The Electoral Commission of Queensland has vowed to get the 28 March local government election results promptly to the people of Ipswich.
ECQ and State Government officials have joined Ipswich City Council leaders at the second Candidate Information Session.
As with the first session in December, about 60 people attended the two-hour event at the North Ipswich Reserve Corporate Centre for the briefing and Q&A session.
ECQ’s Bill Hey outlined the voting and counting process for the election, with pre-polls/postals and on-the-day votes to be counted from 6pm until 10pm on 28 March. Final counting could take several days.
He said while there would only be four divisions (two councillors each) instead of the previous 10 (one councillor each), there would still be the same number of voting booths and votes to be counted.
The mayoralty would be counted first, followed by the councillor contests. He was hopeful of results on the night.
“We will make declarations as soon as possible. Don’t worry, we want this over as quickly as you do,” Mr Hey said.

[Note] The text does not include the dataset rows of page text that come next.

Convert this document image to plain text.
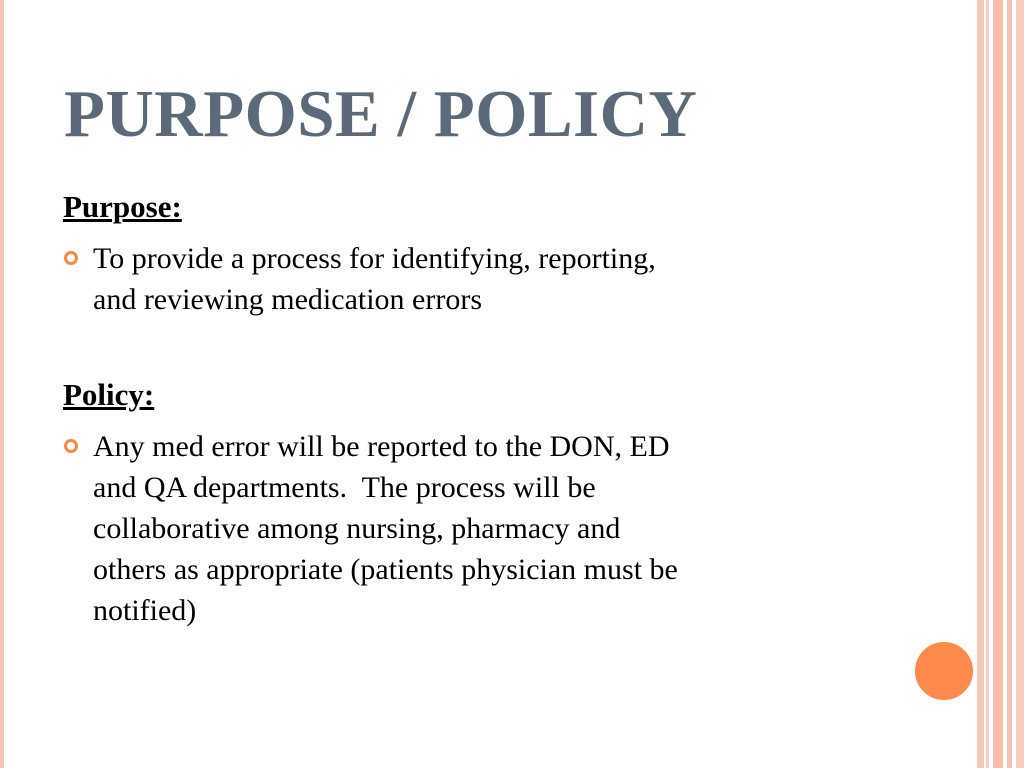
PURPOSE / POLICY
Purpose:

To provide a process for identifying, reporting,
and reviewing medication errors

Policy:

Any med error will be reported to the DON, ED
and QA departments.  The process will be
collaborative among nursing, pharmacy and
others as appropriate (patients physician must be
notified)
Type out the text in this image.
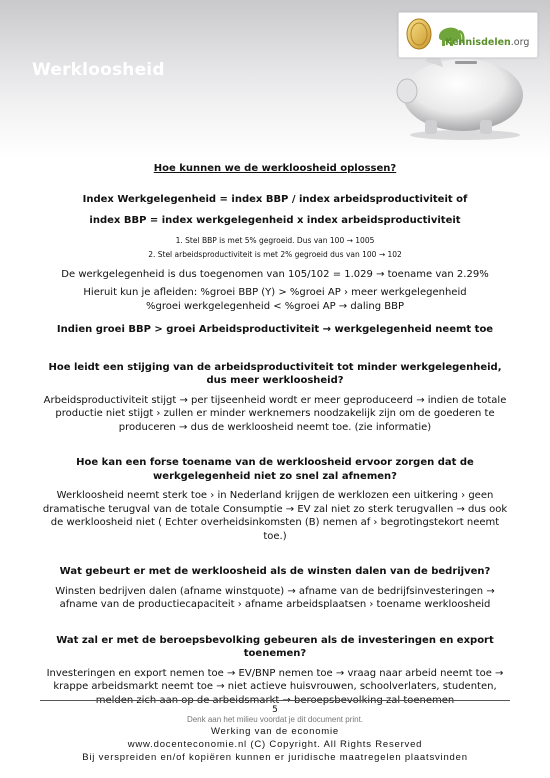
Werkloosheid
Kennisdelen.org

Hoe kunnen we de werkloosheid oplossen?

Index Werkgelegenheid = index BBP / index arbeidsproductiviteit of

index BBP = index werkgelegenheid x index arbeidsproductiviteit

1. Stel BBP is met 5% gegroeid. Dus van 100 → 1005
2. Stel arbeidsproductiviteit is met 2% gegroeid dus van 100 → 102

De werkgelegenheid is dus toegenomen van 105/102 = 1.029 → toename van 2.29%

Hieruit kun je afleiden: %groei BBP (Y) > %groei AP › meer werkgelegenheid

%groei werkgelegenheid < %groei AP → daling BBP

Indien groei BBP > groei Arbeidsproductiviteit → werkgelegenheid neemt toe

Hoe leidt een stijging van de arbeidsproductiviteit tot minder werkgelegenheid, dus meer werkloosheid?

Arbeidsproductiviteit stijgt → per tijseenheid wordt er meer geproduceerd → indien de totale productie niet stijgt › zullen er minder werknemers noodzakelijk zijn om de goederen te produceren → dus de werkloosheid neemt toe. (zie informatie)

Hoe kan een forse toename van de werkloosheid ervoor zorgen dat de werkgelegenheid niet zo snel zal afnemen?

Werkloosheid neemt sterk toe › in Nederland krijgen de werklozen een uitkering › geen dramatische terugval van de totale Consumptie → EV zal niet zo sterk terugvallen → dus ook de werkloosheid niet ( Echter overheidsinkomsten (B) nemen af › begrotingstekort neemt toe.)

Wat gebeurt er met de werkloosheid als de winsten dalen van de bedrijven?

Winsten bedrijven dalen (afname winstquote) → afname van de bedrijfsinvesteringen → afname van de productiecapaciteit › afname arbeidsplaatsen › toename werkloosheid

Wat zal er met de beroepsbevolking gebeuren als de investeringen en export toenemen?

Investeringen en export nemen toe → EV/BNP nemen toe → vraag naar arbeid neemt toe → krappe arbeidsmarkt neemt toe → niet actieve huisvrouwen, schoolverlaters, studenten, melden zich aan op de arbeidsmarkt → beroepsbevolking zal toenemen

5
Denk aan het milieu voordat je dit document print.
Werking van de economie
www.docenteconomie.nl (C) Copyright. All Rights Reserved
Bij verspreiden en/of kopiëren kunnen er juridische maatregelen plaatsvinden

The ECQ outlined the “unique” situation in Ipswich with the region the only one in Queensland with multi-councillor divisions. This means two different voting systems with an optional preference, first-past-the-post contest for the mayoralty and the first two per division for councillors (with no preferences allowed … voters just have to pick their top two candidates).
Four of the five self-declared mayoral candidates and 14 of 20 councillor candidates were in attendance on Tuesday night. An additional member of the audience said he would be standing as a councillor candidate.
They don’t have to declare until 22 February when the election is officially called by the ECQ and have until 3 March to complete formalities before their name is on ballot papers.
The new divisional maps, which had been approved by the State Government, would be posted on the ECQ website on 22 February.
Former Interim Administrator Greg Chemello, now CEO of Moreton Regional Council, was on hand to brief the audience. He outlined the 50-page Election 101 document he had put together … Ipswich, it’s your council: a candidate guide for Ipswich City Council.
Mr Chemello said he had been proud to play a role in righting the ship in Ipswich and commended residents who had put their name forward as mayor or councillor for the upcoming election. His replacement Steve Greenwood was also present.
Ipswich CEO David Farmer, celebrating his first anniversary in council’s top job, said Ipswich was in a positive place financially and there was much to look forward to with the CBD redevelopment and a new council in place from April.
The Department of Local Government, Racing and Multicultural Affairs’ Rebecca McAnalen, principal advisor to the state’s 77 councils, reminded the audience on how Ipswich came to be under administration, the work of the Crime and Corruption Commission (CCC) and how the Queensland Government would provide ongoing support to council.
She encouraged candidates to act ethically and responsibly in their new roles and with the Ipswich community, and to “behave well” moving forward.
Candidates and the social media audience posed about 20 questions to the expert panel, mostly dealing with the voting process, election signage and how the new council would be held accountable.
The Queensland Times will be holding a series of public debates for the councillor and mayoral candidates early next month.